As the factual allegations of Chassman's complaint and her brief reveal, this is a quintessential breach-of-contract case to which the six-year statute of limitations applies. Chassman’s claim is that Shipley was "contractually obligated” under the Usury Provision to "immediately refund excess collateral and value of the Preferred Shares, but failed to do so.” J.A. 14. That failure allegedly constituted a breach, and Chassman’s requested relief is payment of the overcharged interest. Shipley (and Siradas) would have us ignore the contractual nature of the claim because the contract references New York’s usury law. However, the fact that a claim sounding in contract, or some other theory of relief, references New York’s usury law to make out an element of the claim does not trigger the usury statute of limitations.
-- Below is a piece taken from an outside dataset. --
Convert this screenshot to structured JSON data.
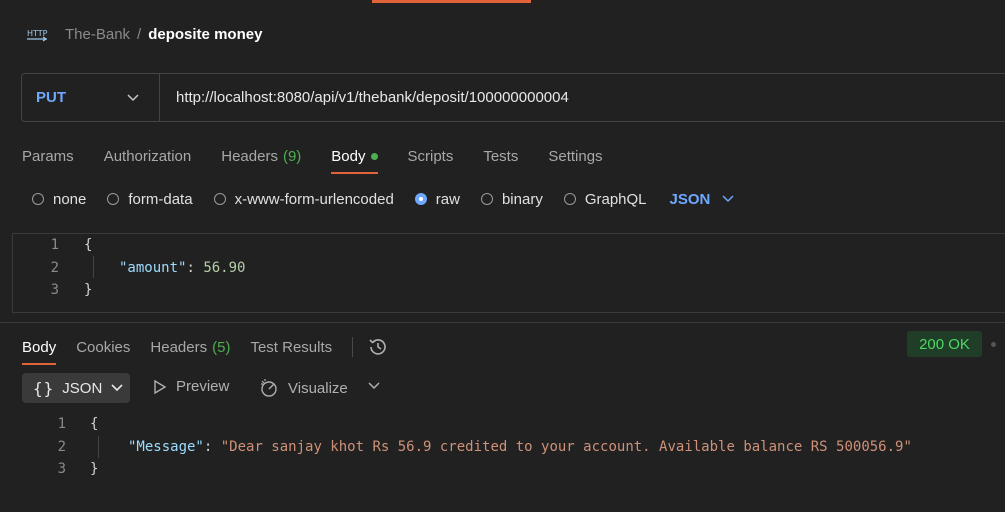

See McNellis v. Raymond, 420 F.2d 51, 55 (2d Cir. 1970). What matters is that the parties contracted— albeit by reference to usuiy law—that any overcharge of interest above the amount set by law' be refunded after crediting principal. Chassman’s claim as alleged is for breach of that contractual language. N.Y. C.P.L.R. 215(6) does not somehow render her claim something it is not.